If Cunningham was to run, the preselection would serve as a proxy for debate about the party’s future direction. While Davis is also seen as a promoter of party democracy, sources acknowledge she’s less likely to directly confront the party leadership than Cunningham.

What About Larissa Waters?

Yesterday Queensland Greens senator Larissa Waters announced her resignation from parliament revealing she was, like Ludlam, a dual-citizen. Her likely immediate replacement is Andrew Bartlett, a former leader of the Australian Democrats.

Unlike Ludlam, who is bowing out of politics for now, Greens sources told Junkee that Waters is likely to step back into the ring potentially as early as the next federal election. The Queensland party is yet to finalise its preselection process for the election but there is nothing preventing Waters from re-nominating once the contest kicks off.

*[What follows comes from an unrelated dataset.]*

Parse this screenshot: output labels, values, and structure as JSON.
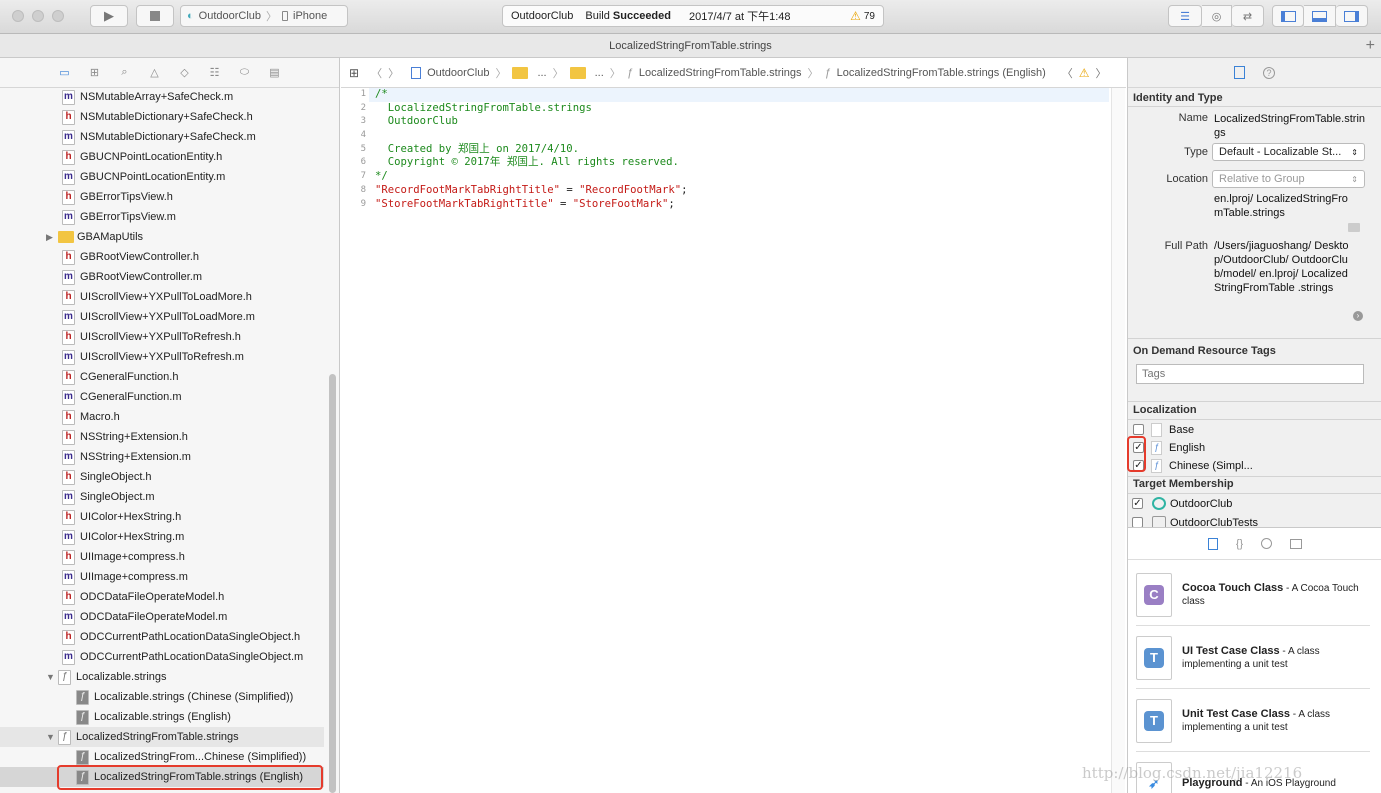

The loss of both Ludlam and Waters is a serious setback for the Greens. Together they represent 20 percent of the Greens entire federal party room. Both had been touted as future leaders, and they represented the party’s next generation. Party members are still reeling from the events of the past week, but soon they’ll have to stop grieving and turn their attention to who replaces them, and what that means for the future direction of the Greens.

Osman Faruqi is Junkee’s News/Politics Editor. He is also a former office-bearer of the Australian Greens and has previously worked for Greens MPs.